POLITIQUE

Cafouillage sur l'autoroute 13: les systèmes de vigie et d'alerte n'ont pas fonctionné (VIDÉO)

19/05/2017 06:00 EDT

En dépit du fait que la SQ et le MTQ disposaient des protocoles, du personnel et du matériel nécessaire pour répondre à la situation d'urgence sur l'A-13, le 14 mars au soir, rien n'a eu lieu, puisque les systèmes de vigie et d'alerte en place n'ont pas fonctionné. Et 300 automobilistes sont donc demeurés coincés dans leur véhicule pendant 12 heures, en pleine tempête hivernale.

L'ex-sous-ministre aux Transports et ex-patron de la Sûreté du Québec explique que c’était en premier lieu au Centre de gestion intégré de la circulation (CGIC) qu’il revenait d’alerter les autorités.

Ce centre névralgique, considéré comme le joyau du ministère des Transports du Québec (MTQ), est en effet chargé de surveiller en temps réel le réseau routier de la région de Montréal grâce à un vaste réseau chargé de recueillir de l'information et près de 450 caméras.

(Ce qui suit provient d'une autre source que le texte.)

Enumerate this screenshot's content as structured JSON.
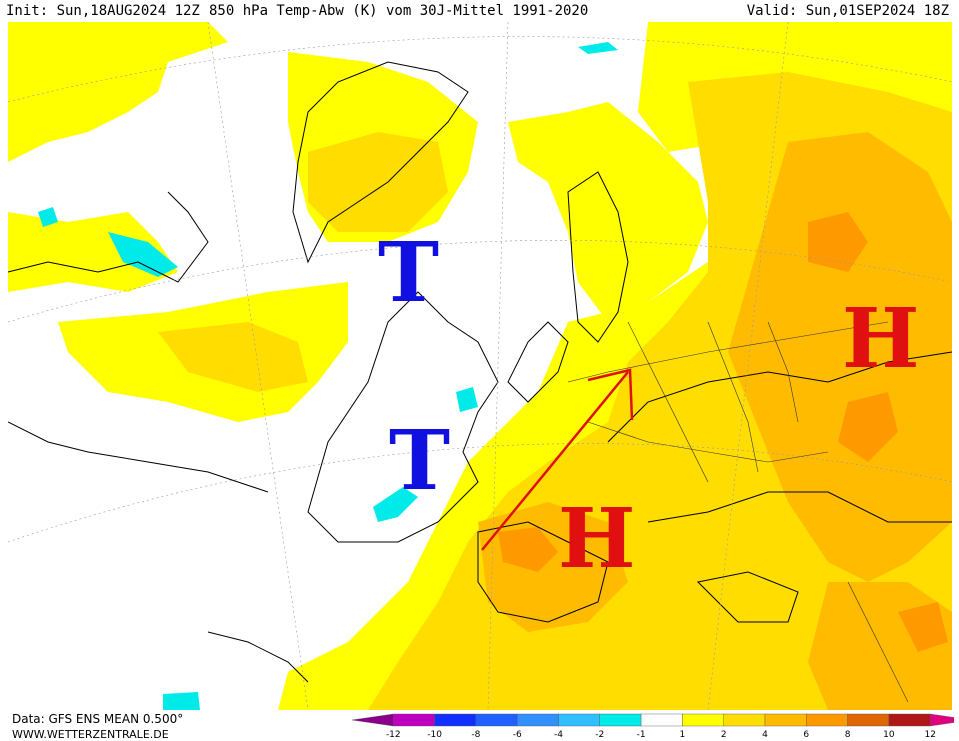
{
  "header": {
    "init": "Init: Sun,18AUG2024 12Z",
    "title": "850 hPa Temp-Abw (K) vom 30J-Mittel 1991-2020",
    "valid": "Valid: Sun,01SEP2024 18Z"
  },
  "markers": [
    {
      "label": "T",
      "kind": "low",
      "color": "#1010e0"
    },
    {
      "label": "T",
      "kind": "low",
      "color": "#1010e0"
    },
    {
      "label": "H",
      "kind": "high",
      "color": "#e01010"
    },
    {
      "label": "H",
      "kind": "high",
      "color": "#e01010"
    }
  ],
  "footer": {
    "data_source": "Data: GFS ENS MEAN 0.500°",
    "url": "WWW.WETTERZENTRALE.DE"
  },
  "legend": {
    "ticks": [
      "-12",
      "-10",
      "-8",
      "-6",
      "-4",
      "-2",
      "-1",
      "1",
      "2",
      "4",
      "6",
      "8",
      "10",
      "12"
    ],
    "colors": [
      "#8b008b",
      "#c000c0",
      "#1030ff",
      "#2060ff",
      "#3090ff",
      "#30c0ff",
      "#00eaea",
      "#ffffff",
      "#ffff00",
      "#ffdd00",
      "#ffbb00",
      "#ff9900",
      "#e06600",
      "#b01818",
      "#e00080"
    ]
  }
}
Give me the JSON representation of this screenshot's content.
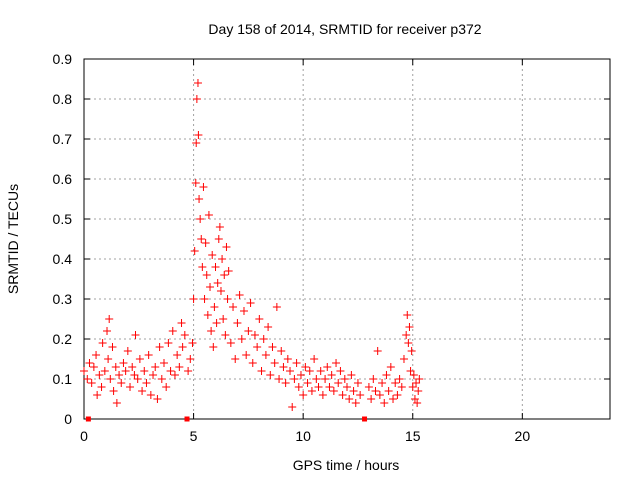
{
  "chart_data": {
    "type": "scatter",
    "title": "Day 158 of 2014, SRMTID for receiver p372",
    "xlabel": "GPS time / hours",
    "ylabel": "SRMTID / TECUs",
    "xlim": [
      0,
      24
    ],
    "ylim": [
      0,
      0.9
    ],
    "xticks": [
      0,
      5,
      10,
      15,
      20
    ],
    "yticks": [
      0,
      0.1,
      0.2,
      0.3,
      0.4,
      0.5,
      0.6,
      0.7,
      0.8,
      0.9
    ],
    "grid": true,
    "marker": "+",
    "color": "#ff0000",
    "data_gap_markers_x": [
      0.2,
      4.7,
      12.8
    ],
    "series": [
      {
        "name": "SRMTID",
        "points": [
          [
            0.0,
            0.12
          ],
          [
            0.15,
            0.1
          ],
          [
            0.25,
            0.14
          ],
          [
            0.35,
            0.09
          ],
          [
            0.45,
            0.13
          ],
          [
            0.55,
            0.16
          ],
          [
            0.6,
            0.06
          ],
          [
            0.7,
            0.11
          ],
          [
            0.8,
            0.08
          ],
          [
            0.85,
            0.19
          ],
          [
            0.95,
            0.12
          ],
          [
            1.05,
            0.22
          ],
          [
            1.1,
            0.15
          ],
          [
            1.15,
            0.25
          ],
          [
            1.2,
            0.1
          ],
          [
            1.3,
            0.18
          ],
          [
            1.35,
            0.07
          ],
          [
            1.45,
            0.13
          ],
          [
            1.5,
            0.04
          ],
          [
            1.6,
            0.11
          ],
          [
            1.7,
            0.09
          ],
          [
            1.8,
            0.14
          ],
          [
            1.9,
            0.12
          ],
          [
            2.0,
            0.17
          ],
          [
            2.1,
            0.08
          ],
          [
            2.2,
            0.13
          ],
          [
            2.3,
            0.11
          ],
          [
            2.35,
            0.21
          ],
          [
            2.45,
            0.1
          ],
          [
            2.55,
            0.15
          ],
          [
            2.65,
            0.07
          ],
          [
            2.75,
            0.12
          ],
          [
            2.85,
            0.09
          ],
          [
            2.95,
            0.16
          ],
          [
            3.05,
            0.06
          ],
          [
            3.15,
            0.11
          ],
          [
            3.25,
            0.13
          ],
          [
            3.35,
            0.05
          ],
          [
            3.45,
            0.18
          ],
          [
            3.55,
            0.1
          ],
          [
            3.65,
            0.14
          ],
          [
            3.75,
            0.08
          ],
          [
            3.85,
            0.19
          ],
          [
            3.95,
            0.12
          ],
          [
            4.05,
            0.22
          ],
          [
            4.15,
            0.11
          ],
          [
            4.25,
            0.16
          ],
          [
            4.35,
            0.13
          ],
          [
            4.45,
            0.24
          ],
          [
            4.5,
            0.18
          ],
          [
            4.6,
            0.21
          ],
          [
            4.75,
            0.12
          ],
          [
            4.85,
            0.15
          ],
          [
            4.95,
            0.19
          ],
          [
            5.0,
            0.3
          ],
          [
            5.05,
            0.42
          ],
          [
            5.1,
            0.59
          ],
          [
            5.12,
            0.69
          ],
          [
            5.15,
            0.8
          ],
          [
            5.2,
            0.84
          ],
          [
            5.22,
            0.71
          ],
          [
            5.25,
            0.55
          ],
          [
            5.3,
            0.5
          ],
          [
            5.35,
            0.45
          ],
          [
            5.4,
            0.38
          ],
          [
            5.45,
            0.58
          ],
          [
            5.5,
            0.3
          ],
          [
            5.55,
            0.44
          ],
          [
            5.6,
            0.36
          ],
          [
            5.65,
            0.26
          ],
          [
            5.7,
            0.51
          ],
          [
            5.75,
            0.33
          ],
          [
            5.8,
            0.22
          ],
          [
            5.85,
            0.41
          ],
          [
            5.9,
            0.18
          ],
          [
            5.95,
            0.28
          ],
          [
            6.0,
            0.38
          ],
          [
            6.05,
            0.24
          ],
          [
            6.1,
            0.34
          ],
          [
            6.15,
            0.45
          ],
          [
            6.2,
            0.48
          ],
          [
            6.25,
            0.32
          ],
          [
            6.3,
            0.4
          ],
          [
            6.35,
            0.25
          ],
          [
            6.4,
            0.36
          ],
          [
            6.45,
            0.21
          ],
          [
            6.5,
            0.43
          ],
          [
            6.55,
            0.3
          ],
          [
            6.6,
            0.37
          ],
          [
            6.7,
            0.19
          ],
          [
            6.8,
            0.28
          ],
          [
            6.9,
            0.15
          ],
          [
            7.0,
            0.24
          ],
          [
            7.1,
            0.31
          ],
          [
            7.2,
            0.2
          ],
          [
            7.3,
            0.27
          ],
          [
            7.4,
            0.16
          ],
          [
            7.5,
            0.22
          ],
          [
            7.6,
            0.29
          ],
          [
            7.7,
            0.14
          ],
          [
            7.8,
            0.21
          ],
          [
            7.9,
            0.18
          ],
          [
            8.0,
            0.25
          ],
          [
            8.1,
            0.12
          ],
          [
            8.2,
            0.2
          ],
          [
            8.3,
            0.16
          ],
          [
            8.4,
            0.23
          ],
          [
            8.5,
            0.11
          ],
          [
            8.6,
            0.18
          ],
          [
            8.7,
            0.14
          ],
          [
            8.8,
            0.28
          ],
          [
            8.9,
            0.1
          ],
          [
            9.0,
            0.17
          ],
          [
            9.1,
            0.13
          ],
          [
            9.2,
            0.09
          ],
          [
            9.3,
            0.15
          ],
          [
            9.4,
            0.12
          ],
          [
            9.5,
            0.03
          ],
          [
            9.6,
            0.1
          ],
          [
            9.7,
            0.14
          ],
          [
            9.8,
            0.08
          ],
          [
            9.9,
            0.11
          ],
          [
            10.0,
            0.06
          ],
          [
            10.1,
            0.13
          ],
          [
            10.2,
            0.09
          ],
          [
            10.3,
            0.12
          ],
          [
            10.4,
            0.07
          ],
          [
            10.5,
            0.15
          ],
          [
            10.6,
            0.1
          ],
          [
            10.7,
            0.08
          ],
          [
            10.8,
            0.12
          ],
          [
            10.9,
            0.06
          ],
          [
            11.0,
            0.1
          ],
          [
            11.1,
            0.13
          ],
          [
            11.2,
            0.08
          ],
          [
            11.3,
            0.11
          ],
          [
            11.4,
            0.07
          ],
          [
            11.5,
            0.14
          ],
          [
            11.6,
            0.09
          ],
          [
            11.7,
            0.12
          ],
          [
            11.8,
            0.06
          ],
          [
            11.9,
            0.1
          ],
          [
            12.0,
            0.08
          ],
          [
            12.1,
            0.05
          ],
          [
            12.2,
            0.11
          ],
          [
            12.3,
            0.07
          ],
          [
            12.4,
            0.04
          ],
          [
            12.5,
            0.09
          ],
          [
            12.6,
            0.06
          ],
          [
            13.0,
            0.08
          ],
          [
            13.1,
            0.05
          ],
          [
            13.2,
            0.1
          ],
          [
            13.3,
            0.07
          ],
          [
            13.4,
            0.17
          ],
          [
            13.5,
            0.06
          ],
          [
            13.6,
            0.09
          ],
          [
            13.7,
            0.04
          ],
          [
            13.8,
            0.11
          ],
          [
            13.9,
            0.07
          ],
          [
            14.0,
            0.13
          ],
          [
            14.1,
            0.05
          ],
          [
            14.2,
            0.09
          ],
          [
            14.3,
            0.06
          ],
          [
            14.4,
            0.1
          ],
          [
            14.5,
            0.08
          ],
          [
            14.6,
            0.15
          ],
          [
            14.7,
            0.21
          ],
          [
            14.75,
            0.26
          ],
          [
            14.8,
            0.19
          ],
          [
            14.85,
            0.23
          ],
          [
            14.9,
            0.12
          ],
          [
            14.95,
            0.17
          ],
          [
            15.0,
            0.08
          ],
          [
            15.05,
            0.11
          ],
          [
            15.1,
            0.05
          ],
          [
            15.15,
            0.09
          ],
          [
            15.2,
            0.04
          ],
          [
            15.25,
            0.07
          ],
          [
            15.3,
            0.1
          ]
        ]
      }
    ]
  }
}
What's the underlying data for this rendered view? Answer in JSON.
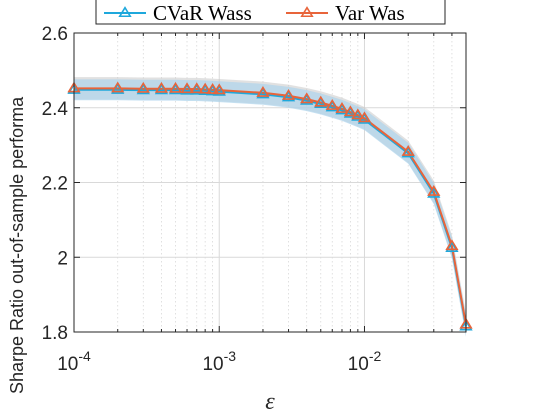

Ce centre doit d’alerter les ressources et autorités compétentes en cas d’incident ou de situation complexe. De toute évidence, le CIGC a failli à son rôle ce soir-là, constate Florent Gagné.

Voici pourquoi :

  • L’information recueillie par les préposés du centre, qui étaient littéralement débordés ce soir-là, n’a pas circulé entre les préposés du CIGC et les différents intervenants du MTQ sur le terrain, alors fortement sollicités sur les routes par divers incidents et considérablement ralentis par les conditions routières et météorologiques.
  • Aucun gestionnaire n’était sur place le soir du 14 mars pour coordonner les opérations du centre alors que les préposés étaient fortement sollicités et débordés d’appels. Qui plus est, révèle Florent Gagné, bien que les effectifs normaux étaient en place, aucun employé supplémentaire n’avait été appelé en renfort compte tenu de la tempête qui était annoncée.
  • Malgré la présence de centaines de caméras pour surveiller le réseau routier en temps réel, Florent Gagné a constaté, en visionnant les images de l’autoroute 13, qu’il était difficile de conclure à un blocage complet de l’autoroute au début de l’événement en raison d’un certain mouvement des véhicules sur les images.
  • Lorsqu’on a constaté la situation sur l’A-13, l’information n’a pas circulé verticalement, c’est-à-dire des subalternes vers les supérieurs en fonction, comme elle aurait dû le faire. Lorsque le MTQ a enfin réagi, tard dans la nuit, ce n’était plus une opération de circulation, mais bien une de sauvetage qu’il fallait déployer, souligne le rapport.

« Les deux grands constats qu’on fait c’est que ce sont les systèmes de vigie et d’alerte qui n’ont pas fonctionné », affirme Florent Gagné.

«Ce n’est pas par manque de ressources ce n’est pas en raison du fait que ces organisations n’ont pas les politiques et les procédures en place, ils ont tout. Mais dès le départ, les systèmes de vigie et d’alerte n’ont pas fonctionné.» - Florent Gagné

Chaîne de communication rompue à la SQ et à Tranports Québec

La Sûreté du Québec et le ministère des Transports écopent aussi de blâmes pour ne pas avoir engagé les procédures d’urgence prévues, ni déployé d’équipement sur le terrain pour prêter assistance aux automobilistes ou encore dégager rapidement les véhicules et la neige qui bloquaient la circulation.

Malgré l’existence de nombreuses procédures prévues en pareil cas, jamais la Sûreté du Québec ni le ministère des Transports n’ont bougé. Ce sont finalement les pompiers de Montréal, au petit matin, qui se sont portés les premiers au secours des automobilistes qui avaient passé la nuit dans leur véhicule, sans informations ni assistance aucune.

Le MTQ présente aussi son rapport

Un autre rapport commandé par le ministère des Transports sur cet événement au spécialiste en gestion de crise Michel Doré pour évaluer les processus administratifs à la suite du cafouillage sur l’autoroute 13 a été publié sur le site Internet du ministère des Transports après la conférence de presse de Florent Gagné.

Consultez ce rapport

autoroute13

La communication n'a visiblement pas été meilleure entre la SQ et le ministère des Transports, alors que de nombreux appels étaient faits aux autorités compétentes par les automobilistes qui voyaient les heures s'écouler dans leur véhicule sans que rien ne bouge ou qu'on ne les informe de quoi que ce soit.

En somme, toute l’affaire semble avoir été traitée comme un gros bouchon de circulation, comme on en voit régulièrement dans la région de Montréal les jours de tempête de neige.